Harker sagte, er wolle sich zwei Schlüsseldaten ansehen: den ersten Jobbericht und den zweiten Inflationswert über den Verbraucherpreisindex am ersten Tag der nächsten Fed-Sitzung am 13. Juni.

"Ich denke, wir müssen darauf vorbereitet sein, dass wir vielleicht mehr tun müssen, und ich bin mir dessen voll bewusst, dass wir das tun müssen, und ich bin bereit, das zu tun, aber ich möchte mir damit etwas Zeit lassen.

Meine Meinung in Kürze. Den Berichten und Analysten zufolge rechnen die Märkte mit Wachstum. Die "Komödie" um die Schuldenobergrenze geht zu Ende und wird um weitere 2 Jahre verschoben. Was die Fed angeht, wäre ich mir jedoch wie immer nicht so sicher. Man kann sehen, dass die Fed beginnt, sich in zwei Lager zu spalten. Die einen machen sich Sorgen, was die nächste Zinserhöhung bringen könnte, die anderen sind entschlossen, die Inflation auf ihr erklärtes Ziel zu drücken.

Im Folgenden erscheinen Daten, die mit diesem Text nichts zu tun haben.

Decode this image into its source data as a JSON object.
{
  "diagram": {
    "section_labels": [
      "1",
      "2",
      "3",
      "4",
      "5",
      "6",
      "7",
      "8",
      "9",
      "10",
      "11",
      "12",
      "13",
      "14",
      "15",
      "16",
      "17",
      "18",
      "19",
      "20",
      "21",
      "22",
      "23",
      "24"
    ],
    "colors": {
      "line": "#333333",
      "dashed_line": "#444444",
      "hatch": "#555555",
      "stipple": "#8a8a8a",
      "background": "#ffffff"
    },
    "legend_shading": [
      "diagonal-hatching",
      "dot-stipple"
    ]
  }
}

Nun, es gibt noch viel zu beobachten. Ich persönlich bleibe bei meinem Ansatz und gebe nach und nach Gelder in den Markt frei. Ich kaufe im Moment nicht in den Technologiesektor, sondern behalte nur, was ich in diesem Sektor habe. Ich kaufe mehr REITs und den Gesundheitssektor, der im Moment rückläufig ist, aber sobald das Inflationsproblem aufhört, wird er meiner Meinung nach wieder steigen.